Both dogecoin and shiba inu are “speculative bets,” Cook says. “They’re not long-term investments for most people, and most people probably wouldn’t have a long-term thesis behind why they would hold them for a long period either.”
That’s because they’re considered to be bets on a community rather than a technology, she says. “There’s not a viable product.”
Experts warn that any cryptocurrency investment can result in the loss of your entire investment. They generally recommend that you only invest what you can afford to lose, regardless of which cryptocurrency you choose. And altcoins may require additional caution due to their differences from something like bitcoin, including their structure, supply and utility.
Bitcoin launched in 2009 with the intent to be a peer-to-peer financial system. Its blockchain was carefully created with a well-thought-out ecosystem. Bitcoin also has a limited supply, which allows for built-in scarcity by design. Because of that, it’s seen as a store of value by its holders, who also hope it becomes a prominent decentralized digital currency.
Most altcoins lack these characteristics.

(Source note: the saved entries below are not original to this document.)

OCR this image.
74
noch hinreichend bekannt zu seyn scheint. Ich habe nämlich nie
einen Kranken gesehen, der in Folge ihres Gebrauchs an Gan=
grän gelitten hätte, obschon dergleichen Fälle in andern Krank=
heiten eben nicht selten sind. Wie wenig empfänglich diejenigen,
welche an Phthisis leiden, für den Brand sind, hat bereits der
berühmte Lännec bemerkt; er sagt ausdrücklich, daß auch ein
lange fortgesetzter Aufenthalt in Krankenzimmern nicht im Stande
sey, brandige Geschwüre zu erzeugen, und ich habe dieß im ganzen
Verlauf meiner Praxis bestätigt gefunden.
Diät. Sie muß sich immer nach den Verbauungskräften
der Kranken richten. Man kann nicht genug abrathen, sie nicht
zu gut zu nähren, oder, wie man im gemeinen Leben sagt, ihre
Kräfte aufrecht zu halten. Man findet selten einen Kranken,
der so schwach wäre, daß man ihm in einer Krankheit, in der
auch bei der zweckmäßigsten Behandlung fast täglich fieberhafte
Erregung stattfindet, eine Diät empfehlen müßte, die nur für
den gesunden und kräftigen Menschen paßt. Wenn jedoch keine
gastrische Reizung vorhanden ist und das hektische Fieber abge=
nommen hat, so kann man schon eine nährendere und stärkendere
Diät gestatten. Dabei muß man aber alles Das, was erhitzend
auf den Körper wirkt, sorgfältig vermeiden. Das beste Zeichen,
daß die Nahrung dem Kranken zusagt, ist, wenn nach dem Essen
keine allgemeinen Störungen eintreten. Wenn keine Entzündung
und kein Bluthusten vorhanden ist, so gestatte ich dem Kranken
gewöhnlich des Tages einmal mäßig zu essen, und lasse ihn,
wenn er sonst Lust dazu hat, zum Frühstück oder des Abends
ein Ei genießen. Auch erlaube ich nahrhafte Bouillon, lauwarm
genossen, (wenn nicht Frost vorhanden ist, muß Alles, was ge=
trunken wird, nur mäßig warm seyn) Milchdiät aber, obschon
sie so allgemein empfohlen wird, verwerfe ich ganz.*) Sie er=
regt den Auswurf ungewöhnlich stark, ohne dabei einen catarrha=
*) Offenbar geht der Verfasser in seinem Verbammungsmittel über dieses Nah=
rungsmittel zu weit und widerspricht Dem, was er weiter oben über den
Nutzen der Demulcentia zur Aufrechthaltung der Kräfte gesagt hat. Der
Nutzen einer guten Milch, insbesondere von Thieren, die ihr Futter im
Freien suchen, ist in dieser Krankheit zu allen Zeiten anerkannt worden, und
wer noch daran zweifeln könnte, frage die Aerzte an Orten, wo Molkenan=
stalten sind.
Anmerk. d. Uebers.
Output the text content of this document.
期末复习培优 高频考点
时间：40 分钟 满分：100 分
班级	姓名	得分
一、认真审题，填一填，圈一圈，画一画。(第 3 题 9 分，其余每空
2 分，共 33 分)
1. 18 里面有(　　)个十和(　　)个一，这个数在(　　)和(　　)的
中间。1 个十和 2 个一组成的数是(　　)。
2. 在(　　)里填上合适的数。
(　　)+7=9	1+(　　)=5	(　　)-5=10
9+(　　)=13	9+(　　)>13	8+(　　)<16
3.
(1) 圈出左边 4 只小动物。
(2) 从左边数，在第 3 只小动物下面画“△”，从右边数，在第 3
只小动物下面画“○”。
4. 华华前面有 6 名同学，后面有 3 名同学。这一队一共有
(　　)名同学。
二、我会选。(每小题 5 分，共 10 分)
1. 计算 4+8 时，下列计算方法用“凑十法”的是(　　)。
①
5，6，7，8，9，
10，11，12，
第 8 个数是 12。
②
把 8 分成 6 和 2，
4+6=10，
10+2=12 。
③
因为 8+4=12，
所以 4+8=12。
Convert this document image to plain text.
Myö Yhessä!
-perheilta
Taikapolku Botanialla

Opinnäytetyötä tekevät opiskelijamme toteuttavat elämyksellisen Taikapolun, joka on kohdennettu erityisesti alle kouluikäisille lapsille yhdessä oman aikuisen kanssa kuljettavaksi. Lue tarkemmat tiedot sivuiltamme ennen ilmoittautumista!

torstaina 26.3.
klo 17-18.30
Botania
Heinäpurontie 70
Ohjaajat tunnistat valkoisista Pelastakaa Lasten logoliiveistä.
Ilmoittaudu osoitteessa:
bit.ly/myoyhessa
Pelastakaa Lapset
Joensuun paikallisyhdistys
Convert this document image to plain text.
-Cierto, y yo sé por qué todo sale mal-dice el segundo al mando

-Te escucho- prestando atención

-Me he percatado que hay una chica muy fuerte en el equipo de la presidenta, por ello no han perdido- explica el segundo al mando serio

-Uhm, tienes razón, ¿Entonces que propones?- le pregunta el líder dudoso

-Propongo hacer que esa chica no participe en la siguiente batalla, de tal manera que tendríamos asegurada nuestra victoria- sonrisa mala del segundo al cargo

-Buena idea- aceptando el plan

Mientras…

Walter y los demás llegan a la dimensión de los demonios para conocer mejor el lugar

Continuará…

Though their communities are a strength, it’s something they’re very dependent on, since many lack technological development and don’t have a supply cap.
Due to volatility and risk, “I always say that crypto isn’t a suitable investment for a lot of people,” Cook says. “When you get into more volatile altcoins, it’s an even less viable investment for a lot of people that don’t have the stomach for it.”
Of course, it’s impossible to know how things will unfold for dogecoin and shiba inu. “Who knows? Maybe one day grandma will give her grandkids some SHIB for their birthday,” Boneparth says. “The future of either depends on wide-scale adoption and use in our current financial system.”